Perseguição e censura
Ele, que foi um dos cientistas que sofreu mais ataques, pessoais e profissionais, e até censura, das grandes plataformas digitais, aborda ambos os temas.
“Os opositores foram ameaçados, abusados e intimidados por campanhas que cultivam cancelamentos nas redes sociais, por sensacionais histórias nos meios de comunicação e best-sellers escritos por fanáticos.”
“As declarações foram distorcidas, transformadas em homens de palha, e ridicularizadas. As páginas da Wikipédia foram vandalizadas. As reputações foram sistematicamente devastadas e destruídas. Muitos cientistas brilhantes foram abusados e receberam ameaças durante a pandemia, destinadas a torná-los e às suas famílias miseráveis.”
“Muitos excelentes cientistas tiveram de se silenciar neste caos. A sua auto-censura tem sido uma grande perda para a investigação científica e para o esforço de saúde pública. Os meus heróis são os muitos cientistas bem-intencionados que foram abusados, manchados e ameaçados durante a pandemia. “
Politização da ciência
Salienta igualmente a “influência desprezível” que a política teve na “ciência pandémica”.
“Qualquer coisa que qualquer cientista político disse ou escreveu pode ser usado como arma para agendas políticas. Amarrar intervenções de saúde pública como máscaras e vacinas a uma fação, política ou não, satisfaz aqueles que se dedicam a essa fação, mas enfurece a fação oposta.”

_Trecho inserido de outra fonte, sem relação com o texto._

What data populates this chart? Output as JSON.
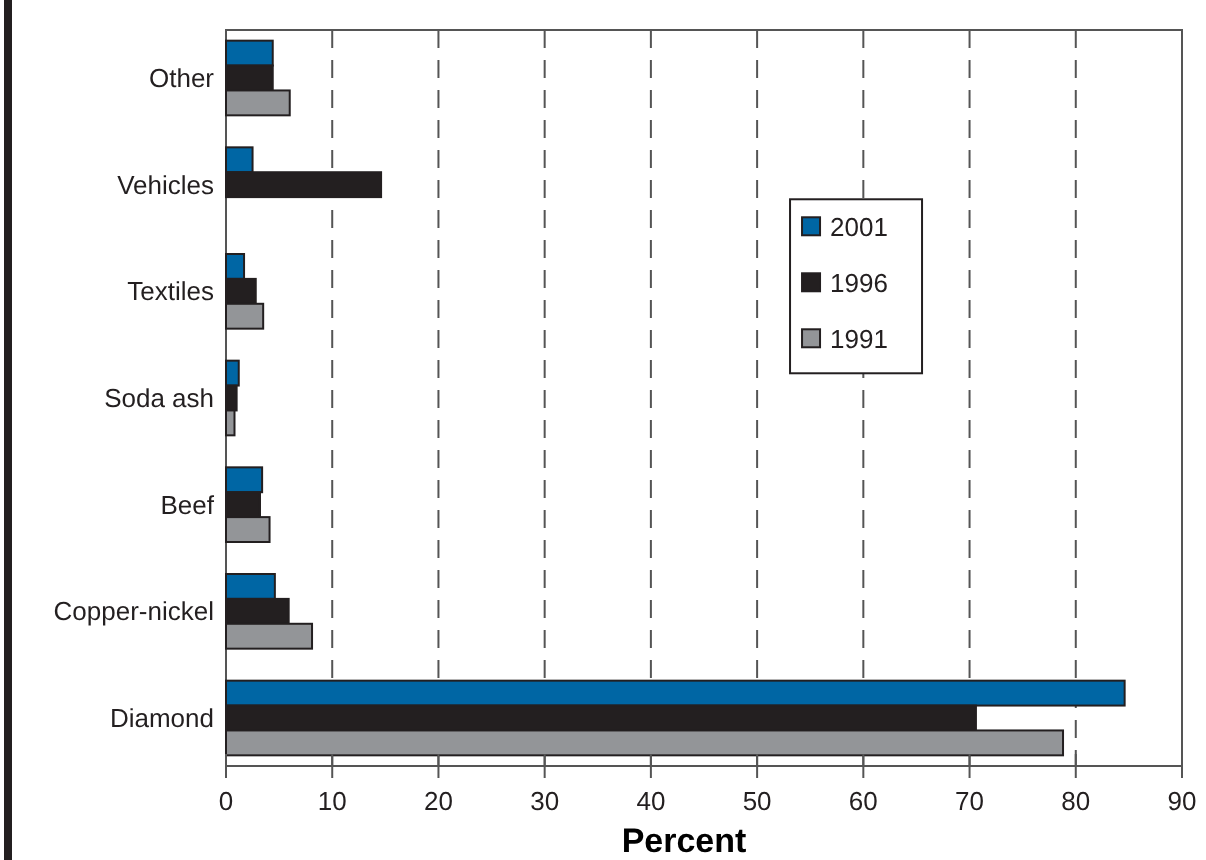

“A política vestida de saúde pública não só prejudicou a ciência. Também abateu a saúde pública participativa, onde as pessoas são habilitadas, em vez de serem obrigadas e humilhadas.”
“Um cientista não pode nem deve tentar alterar os seus dados e inferências com base na doutrina atual dos partidos políticos ou na leitura du jour do termómetro das redes sociais.”
Rejeição de conspirações e o potencial da ciência
Apesar de tudo, Ionnidis acredita não ter existido “nenhuma conspiração”.
“Simplesmente, em tempos de crise, os poderosos prosperam e os fracos tornam-se mais desfavorecidos. No meio da confusão pandémica, os poderosos e os conflituosos tornaram-se mais poderosos e mais conflituosos, enquanto milhões de pessoas desfavorecidas morreram e milhares de milhões sofreram.”
“Preocupa-me que a ciência e as suas normas tenham partilhado o destino dos desfavorecidos. É uma pena, porque a ciência ainda pode ajudar todos. A ciência continua a ser a melhor coisa que pode acontecer aos humanos, desde que possa ser tolerante e tolerada.”
John Ioannidis, é um dos cientistas mais conceituados a nível mundial. O seu currículo é muito vasto. Entre as suas áreas de intervenção principais estão: a análise da qualidade da evidência científica e a epidemiologia.
No início da pandemia, foi dos primeiros a alertar para a pouca fiabilidade dos dados iniciais, como a suposição de uma letalidade de 3,4% ou da inexistência de assintomáticos.
Alertou igualmente para o risco de se tomarem medidas, com efeitos colaterais devastadores, sem estudos de qualidade sobre a sua eficácia.